• Imagine you are the network engineer responsible for connecting the headquarters in New York with the branch office in San Francisco.
    Your goal is simple: allow the two sites to communicate with each other.

    The Connectivity Problem

    As shown in the diagram, both sites connect to the Internet through two ISP routers.
    Traffic between the two networks must travel through the ISP infrastructure.

    Enterprise network topology connecting New York and San Francisco sites

    Figure 1 - Enterprise sites network topology

    But there is a problem.

    The ISP routers do not know your internal networks and they are not part of your enterprise routing design.
    As a result, even though both sites can reach the Internet, the two LANs are not logically connected.

    Underlay

    To solve this problem, network designs are often described using two layers: the underlay and the overlay.
    The underlay is the physical infrastructure that carries packets across the network.

    gre-underlay-network-topology

    Figure 2 - GRE underlay network

    In this example, the underlay is simply the Internet and the ISP routers.

    When R1 sends traffic, packets travel through ISP1 and ISP2 before reaching R2.
    The underlay transports packets, but it does not create a logical connection between the two sites.

    Overlay

    The overlay is a logical network built on top of the underlay.
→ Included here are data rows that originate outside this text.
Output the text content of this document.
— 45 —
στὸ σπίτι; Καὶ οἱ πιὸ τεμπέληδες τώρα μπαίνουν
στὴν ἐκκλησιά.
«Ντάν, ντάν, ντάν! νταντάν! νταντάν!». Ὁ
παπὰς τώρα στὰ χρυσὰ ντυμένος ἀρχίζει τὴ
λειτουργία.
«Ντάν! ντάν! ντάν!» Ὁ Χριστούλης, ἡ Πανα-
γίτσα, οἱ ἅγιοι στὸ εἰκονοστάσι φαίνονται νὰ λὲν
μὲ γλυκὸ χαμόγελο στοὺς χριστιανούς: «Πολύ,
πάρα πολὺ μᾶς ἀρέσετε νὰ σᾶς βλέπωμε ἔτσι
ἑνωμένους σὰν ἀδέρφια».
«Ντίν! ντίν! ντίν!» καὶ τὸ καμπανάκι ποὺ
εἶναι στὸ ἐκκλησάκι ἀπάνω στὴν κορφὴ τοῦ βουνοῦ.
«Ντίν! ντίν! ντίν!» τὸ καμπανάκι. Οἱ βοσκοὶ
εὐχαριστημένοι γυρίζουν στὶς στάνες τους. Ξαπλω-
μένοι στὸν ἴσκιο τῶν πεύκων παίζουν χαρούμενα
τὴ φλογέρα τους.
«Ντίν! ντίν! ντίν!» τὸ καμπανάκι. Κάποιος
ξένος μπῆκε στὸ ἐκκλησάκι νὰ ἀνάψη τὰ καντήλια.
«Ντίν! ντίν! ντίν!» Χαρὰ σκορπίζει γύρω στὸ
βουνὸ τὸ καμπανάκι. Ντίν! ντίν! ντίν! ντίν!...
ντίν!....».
    Overlay network built on top of the underlay transport network

    Figure 3 - Overlay network concept

    Even though packets still travel through the ISP routers, the overlay allows R1 and R2 to appear directly connected.
    From the router’s perspective, the two sites now communicate through a virtual connection built above the physical infrastructure.

    Answer the question below

    What is the name of the physical network that transports packets between routers?

    GRE Tunnel

    To build this overlay network, we use GRE (Generic Routing Encapsulation).
    GRE creates a tunnel between two routers across another network.

    GRE encapsulates packets using IP protocol number 47, which allows routers to transport different Layer-3 protocols across an IP network.

    In this example, the tunnel is created between R1 and R2.

    • R1 is the tunnel source

    • R2 is the tunnel destination

    GRE tunnel source and destination endpoints between routers

    Figure 4 - GRE tunnel endpoints

    The Internet acts as the underlay network.
    However, the routers communicate through a tunnel interface, which creates a logical link between them.

    From the router’s perspective, the tunnel behaves like a direct link.
    This is what allows the overlay to exist on top of the physical infrastructure.

    How GRE works

    You might now wonder how traffic actually travels through the tunnel.
    GRE works by using a process called encapsulation.

    GRE encapsulation packet structure diagram

    Figure 5 — IP packet before and after GRE encapsulation

    During encapsulation, the router adds an outer IP header and a GRE header in front of the original packet so it can travel across the underlay network.

    This encapsulation adds approximately 24 bytes of overhead (20 bytes for the outer IP header and 4 bytes for the GRE header), which reduces the effective MTU of the tunnel.

    When the packet reaches the destination router, the GRE headers are removed and the original packet is forwarded to the destination network.

    Answer the question below

    What process does GRE use to wrap the original packet before sending it through the tunnel?